By Hanh Quach
Arizona Daily Wildcat March 19, 1996
A letter released March 7 by Kappa Sigma acknowledges "unacceptable behavior" by member Jim Clark. Although the letter indicates the fraternity is unclear about what racial slur was said, Kappa Sigma recognized the remark was "totally unacceptable and beneath the standards that we expect from our membership."
Clark was asked to move out of the fraternity house on 1423 E. First St. He also lost membership privileges and voting rights until the end of the year, said Scott Jeffery, Kappa Sigma president.
"It's unfortunate that he will be able to rejoin the fraternity despite his actions toward us," said Tomas Martinez, MEChA president.
Clark refused to comment.
Martinez said he was pleased with the apology, but felt that Thomas Keating, nationwide vice president of the housing corporation and Kappa Sigma alumnus, played more of a role in the apology than the campus chapter did.
Martinez said Keating hand-delivered the letter to him with regret that the incident had occurred.
He also said Keating was unhappy with the way Kappa Sigma had handled the situation.
"I'm glad he got wind of it. It's because of (Keating) we have this apology. I'm more happy with him than the house," he said. Martinez said Keating stepped in to resolve the situation in January after the first round of protests during bid night.
But Jeffery said he does not recall Keating's presence during bid night.
Keating could not be reached at his office in San Francisco.

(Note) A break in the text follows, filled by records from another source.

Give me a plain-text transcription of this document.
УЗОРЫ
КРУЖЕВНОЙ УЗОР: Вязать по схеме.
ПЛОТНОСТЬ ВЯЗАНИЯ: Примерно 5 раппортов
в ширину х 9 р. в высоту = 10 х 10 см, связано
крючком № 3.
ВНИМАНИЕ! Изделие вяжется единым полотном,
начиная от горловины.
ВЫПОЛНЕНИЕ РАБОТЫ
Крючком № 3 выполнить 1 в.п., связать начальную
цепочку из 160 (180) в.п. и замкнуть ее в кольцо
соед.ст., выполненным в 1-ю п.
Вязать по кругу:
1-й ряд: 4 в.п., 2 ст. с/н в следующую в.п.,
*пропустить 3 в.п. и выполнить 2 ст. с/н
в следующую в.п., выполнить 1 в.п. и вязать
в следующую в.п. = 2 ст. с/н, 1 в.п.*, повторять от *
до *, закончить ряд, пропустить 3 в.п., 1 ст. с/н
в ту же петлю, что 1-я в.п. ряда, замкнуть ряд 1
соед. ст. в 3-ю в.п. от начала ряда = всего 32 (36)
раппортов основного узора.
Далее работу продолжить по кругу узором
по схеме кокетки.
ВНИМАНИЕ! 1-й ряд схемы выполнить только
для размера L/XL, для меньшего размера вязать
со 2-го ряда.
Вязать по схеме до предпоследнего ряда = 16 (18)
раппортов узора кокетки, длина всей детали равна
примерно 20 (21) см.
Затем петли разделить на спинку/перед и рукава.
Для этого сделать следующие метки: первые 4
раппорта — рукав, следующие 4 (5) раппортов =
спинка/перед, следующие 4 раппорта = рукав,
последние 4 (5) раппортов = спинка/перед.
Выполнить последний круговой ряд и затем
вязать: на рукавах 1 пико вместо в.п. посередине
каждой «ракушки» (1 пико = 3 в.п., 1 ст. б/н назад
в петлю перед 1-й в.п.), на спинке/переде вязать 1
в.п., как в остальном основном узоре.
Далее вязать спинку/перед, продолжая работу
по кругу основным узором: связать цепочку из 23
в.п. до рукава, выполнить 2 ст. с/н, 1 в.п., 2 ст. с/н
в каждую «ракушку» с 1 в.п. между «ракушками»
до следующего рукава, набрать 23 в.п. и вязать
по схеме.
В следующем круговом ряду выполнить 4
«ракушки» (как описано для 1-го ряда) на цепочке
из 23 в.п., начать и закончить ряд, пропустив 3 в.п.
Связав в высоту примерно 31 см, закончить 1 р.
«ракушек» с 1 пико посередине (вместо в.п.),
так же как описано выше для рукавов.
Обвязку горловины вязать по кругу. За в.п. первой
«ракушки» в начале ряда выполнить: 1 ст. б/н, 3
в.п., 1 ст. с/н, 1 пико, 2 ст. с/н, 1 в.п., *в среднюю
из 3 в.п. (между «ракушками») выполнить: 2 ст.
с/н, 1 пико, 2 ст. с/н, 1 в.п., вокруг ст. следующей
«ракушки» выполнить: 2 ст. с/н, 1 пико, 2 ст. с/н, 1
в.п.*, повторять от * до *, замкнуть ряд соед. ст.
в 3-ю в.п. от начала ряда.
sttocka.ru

Jeffery said the ordeal was a learning experience for both Kappa Sigma and MEChA that helped promote awareness and sensitivity to racial issues.
Jeffery said he believed the fraternity handled the issue well, though he apologized for the delayed response which he attributed to miscommunication on both sides.
Martinez said in a previous interview that not all Kappa Sigma members involved attended Dean of Students meetings to resolve the problem.
In addition to an apology, the letter suggests increased dialogue to promote understanding between the two groups. Jeffery said he would like the fraternity to become more involved with campus climate issues.
He said he feels that both MEChA and Kappa Sigma can make suggestions to improve understanding on campus.
Martinez said MEChA is working with Interfraternity Council, Panhellenic Council and National Panhellenic Council to end discrimination.
"It's not an isolated problem," Martinez said. "We're trying to work toward a broader goal and objective.
"This does happen frequently on campus. We want to let people know that you can stand up, people will support you and the truth will come out."